FIG. 2 is an enlarged cross-sectional view of a lithium negative electrode according to the present invention, in which the outer surface of lithium 10 is coated with polyethersulfon 11, and the electrode is placed in a 5% methylene chloride solution of polyethersulfon in a dry box. It was obtained by a simple operation of immersing lithium in water and immediately pulling it up and drying it.

The polyether sulfon coating can be easily formed by immersing lithium in a polyether sulfon solution of any concentration dissolved in methylene chloride and then drying it. Because it has poor hygroscopic adhesive properties, it can usually be prepared in the atmosphere and is extremely easy to handle.

Next, when SOCl ₂ /Li battery A based on this example and battery B made using completely untreated lithium were stored at 60°C for 10 days, the load was 1KΩ.
Figure 3 shows a comparison of the initial discharge characteristics when discharged at a temperature of 25°C. As is clear from this, the battery according to the present invention has no voltage delay at the initial stage of discharge and exhibits good start-up characteristics.

In addition, in order to indirectly investigate the relationship between the film thickness and the effect of polyether sulfon, we varied the concentration of polyether sulfon in methylene chloride solution in the range of 5% to 40%, immersed and dried lithium, and applied various types of polyether sulfon to the surface. A battery having a structure based on this example was prepared by forming a thick polyether sulfon layer, and the same test as described above was conducted to examine the voltage delay.

The results are shown in Figure 4. Voltage delay suppressing effects were observed over the entire range, but 5% is particularly preferable.
The concentration range was ~15%.

From this, it seems that there is some relationship between the thickness of the polyether sulfon coating and the voltage delay suppressing effect, but since the protection mechanism of polyether sulfon itself for lithium in thionyl chloride is not clear, I don't know what happened.

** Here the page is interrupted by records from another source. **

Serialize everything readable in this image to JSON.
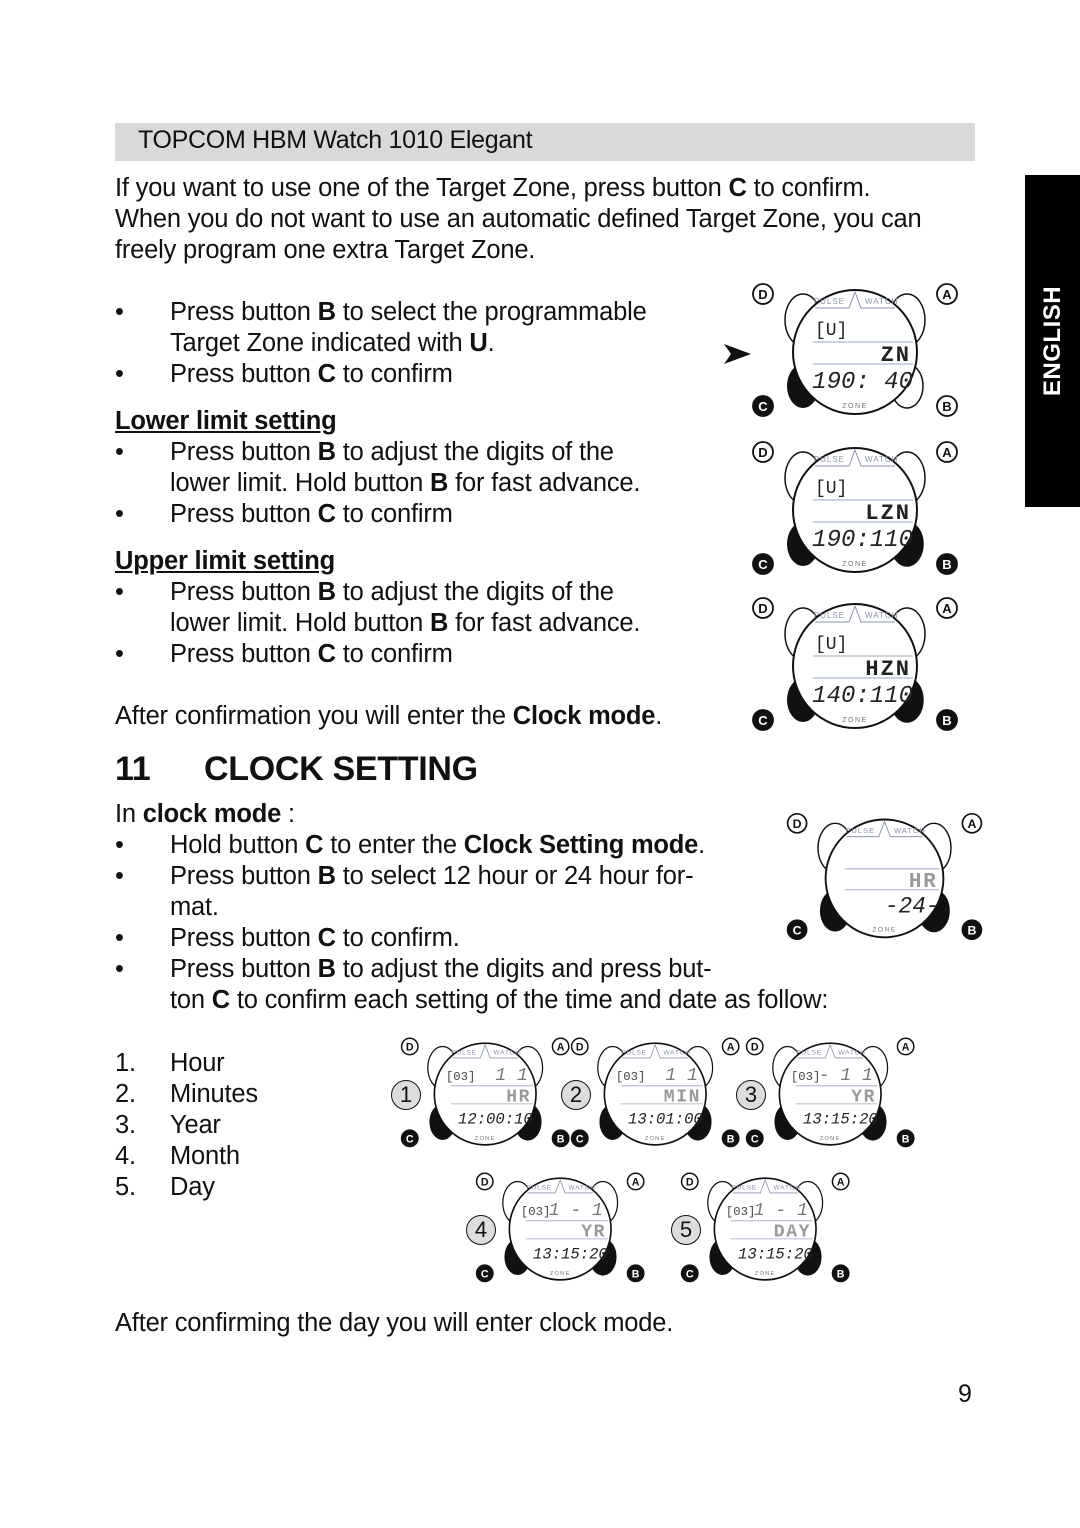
{
  "header": {
    "title": "TOPCOM HBM Watch 1010 Elegant"
  },
  "language_tab": "ENGLISH",
  "intro": {
    "line1_a": "If you want to use one of the Target Zone, press button ",
    "line1_b": "C",
    "line1_c": " to confirm.",
    "line2": "When you do not want to use an automatic defined Target Zone, you can",
    "line3": "freely program one extra Target Zone."
  },
  "program_zone": {
    "bullets": [
      {
        "a": "Press button ",
        "b": "B",
        "c": " to select the programmable",
        "d": "Target Zone indicated with ",
        "e": "U",
        "f": "."
      },
      {
        "a": "Press button ",
        "b": "C",
        "c": " to confirm"
      }
    ]
  },
  "lower_limit": {
    "title": "Lower limit setting",
    "bullets": [
      {
        "a": "Press button ",
        "b": "B",
        "c": " to adjust the digits of the",
        "d": "lower limit. Hold button ",
        "e": "B",
        "f": " for fast advance."
      },
      {
        "a": "Press button ",
        "b": "C",
        "c": " to confirm"
      }
    ]
  },
  "upper_limit": {
    "title": "Upper limit setting",
    "bullets": [
      {
        "a": "Press button ",
        "b": "B",
        "c": " to adjust the digits of the",
        "d": "lower limit. Hold button ",
        "e": "B",
        "f": " for fast advance."
      },
      {
        "a": "Press button ",
        "b": "C",
        "c": " to confirm"
      }
    ]
  },
  "after_confirm": {
    "a": "After confirmation you will enter the ",
    "b": "Clock mode",
    "c": "."
  },
  "section": {
    "number": "11",
    "title": "CLOCK SETTING"
  },
  "clock_mode": {
    "intro_a": "In ",
    "intro_b": "clock mode",
    "intro_c": " :",
    "bullets": [
      {
        "a": "Hold button ",
        "b": "C",
        "c": " to enter the ",
        "d": "Clock Setting mode",
        "e": "."
      },
      {
        "a": "Press button ",
        "b": "B",
        "c": " to select 12 hour or 24 hour for-",
        "d": "mat."
      },
      {
        "a": "Press button ",
        "b": "C",
        "c": " to confirm."
      },
      {
        "a": "Press button ",
        "b": "B",
        "c": " to adjust the digits and press but-",
        "d": "ton ",
        "e": "C",
        "f": " to confirm each setting of the time and date as follow:"
      }
    ]
  },
  "steps": [
    {
      "num": "1.",
      "label": "Hour"
    },
    {
      "num": "2.",
      "label": "Minutes"
    },
    {
      "num": "3.",
      "label": "Year"
    },
    {
      "num": "4.",
      "label": "Month"
    },
    {
      "num": "5.",
      "label": "Day"
    }
  ],
  "footer_text": "After confirming the day you will enter clock mode.",
  "page_number": "9",
  "watches": {
    "buttons": {
      "a": "A",
      "b": "B",
      "c": "C",
      "d": "D"
    },
    "brand_left": "PULSE",
    "brand_right": "WATCH",
    "zone_label": "ZONE",
    "zone_select": {
      "indicator": "U",
      "mode": "ZN",
      "value": "190: 40"
    },
    "lower_limit": {
      "indicator": "U",
      "mode": "LZN",
      "value": "190:110"
    },
    "upper_limit": {
      "indicator": "U",
      "mode": "HZN",
      "value": "140:110"
    },
    "hour_format": {
      "mode": "HR",
      "value": "-24-"
    },
    "step_hour": {
      "step": "1",
      "date": "03",
      "top": "1  1",
      "mode": "HR",
      "value": "12:00:10"
    },
    "step_minutes": {
      "step": "2",
      "date": "03",
      "top": "1  1",
      "mode": "MIN",
      "value": "13:01:00"
    },
    "step_year": {
      "step": "3",
      "date": "03",
      "top": "- 1  1",
      "mode": "YR",
      "value": "13:15:20"
    },
    "step_month": {
      "step": "4",
      "date": "03",
      "top": "1 - 1",
      "mode": "YR",
      "value": "13:15:20"
    },
    "step_day": {
      "step": "5",
      "date": "03",
      "top": "1 - 1",
      "mode": "DAY",
      "value": "13:15:20"
    }
  }
}
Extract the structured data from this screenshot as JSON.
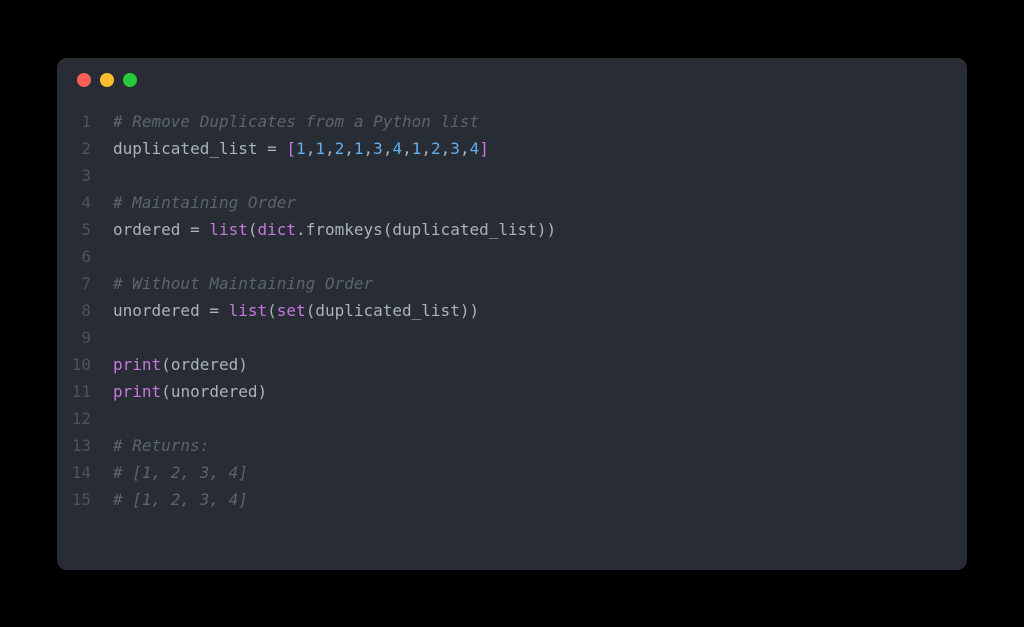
{
  "traffic_lights": {
    "red": "close",
    "yellow": "minimize",
    "green": "zoom"
  },
  "lines": {
    "l1_no": "1",
    "l1_comment": "# Remove Duplicates from a Python list",
    "l2_no": "2",
    "l2_var": "duplicated_list",
    "l2_eq": " = ",
    "l2_lb": "[",
    "l2_n1": "1",
    "l2_c1": ",",
    "l2_n2": "1",
    "l2_c2": ",",
    "l2_n3": "2",
    "l2_c3": ",",
    "l2_n4": "1",
    "l2_c4": ",",
    "l2_n5": "3",
    "l2_c5": ",",
    "l2_n6": "4",
    "l2_c6": ",",
    "l2_n7": "1",
    "l2_c7": ",",
    "l2_n8": "2",
    "l2_c8": ",",
    "l2_n9": "3",
    "l2_c9": ",",
    "l2_n10": "4",
    "l2_rb": "]",
    "l3_no": "3",
    "l4_no": "4",
    "l4_comment": "# Maintaining Order",
    "l5_no": "5",
    "l5_var": "ordered",
    "l5_eq": " = ",
    "l5_list": "list",
    "l5_lp1": "(",
    "l5_dict": "dict",
    "l5_dot": ".",
    "l5_fromkeys": "fromkeys",
    "l5_lp2": "(",
    "l5_arg": "duplicated_list",
    "l5_rp2": ")",
    "l5_rp1": ")",
    "l6_no": "6",
    "l7_no": "7",
    "l7_comment": "# Without Maintaining Order",
    "l8_no": "8",
    "l8_var": "unordered",
    "l8_eq": " = ",
    "l8_list": "list",
    "l8_lp1": "(",
    "l8_set": "set",
    "l8_lp2": "(",
    "l8_arg": "duplicated_list",
    "l8_rp2": ")",
    "l8_rp1": ")",
    "l9_no": "9",
    "l10_no": "10",
    "l10_print": "print",
    "l10_lp": "(",
    "l10_arg": "ordered",
    "l10_rp": ")",
    "l11_no": "11",
    "l11_print": "print",
    "l11_lp": "(",
    "l11_arg": "unordered",
    "l11_rp": ")",
    "l12_no": "12",
    "l13_no": "13",
    "l13_comment": "# Returns:",
    "l14_no": "14",
    "l14_comment": "# [1, 2, 3, 4]",
    "l15_no": "15",
    "l15_comment": "# [1, 2, 3, 4]"
  }
}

However, it is obvious that the voltage delay suppressing effect of polyether sulfon is obvious regardless of the coating thickness.

As is clear from the above, the present invention easily provides an SOCl ₂ /Li battery without voltage delay,
Its industrial value is extremely large.

[Brief explanation of the drawing]

Figure 1 shows a sample using lithium according to the present invention.
Longitudinal cross-sectional view of SOCl ₂ /Li battery. FIG. 2 is an enlarged partial cross-sectional view of lithium with a polyether sulfon coating according to the present invention. FIG. 3 shows the discharge curves of battery A according to the present invention and conventional battery B. Figure 4 shows the concentration of polyether sulfone in methylene chloride solution and 30
Correlation diagram of second voltage. 4...Lithium negative electrode, 10...Lithium, 11
...Polyether sulfon.

Claims (1)

[Claims] 1. A thionyl chloride lithium battery characterized by using lithium whose surface is coated with polyether sulfone resin as a negative electrode active material.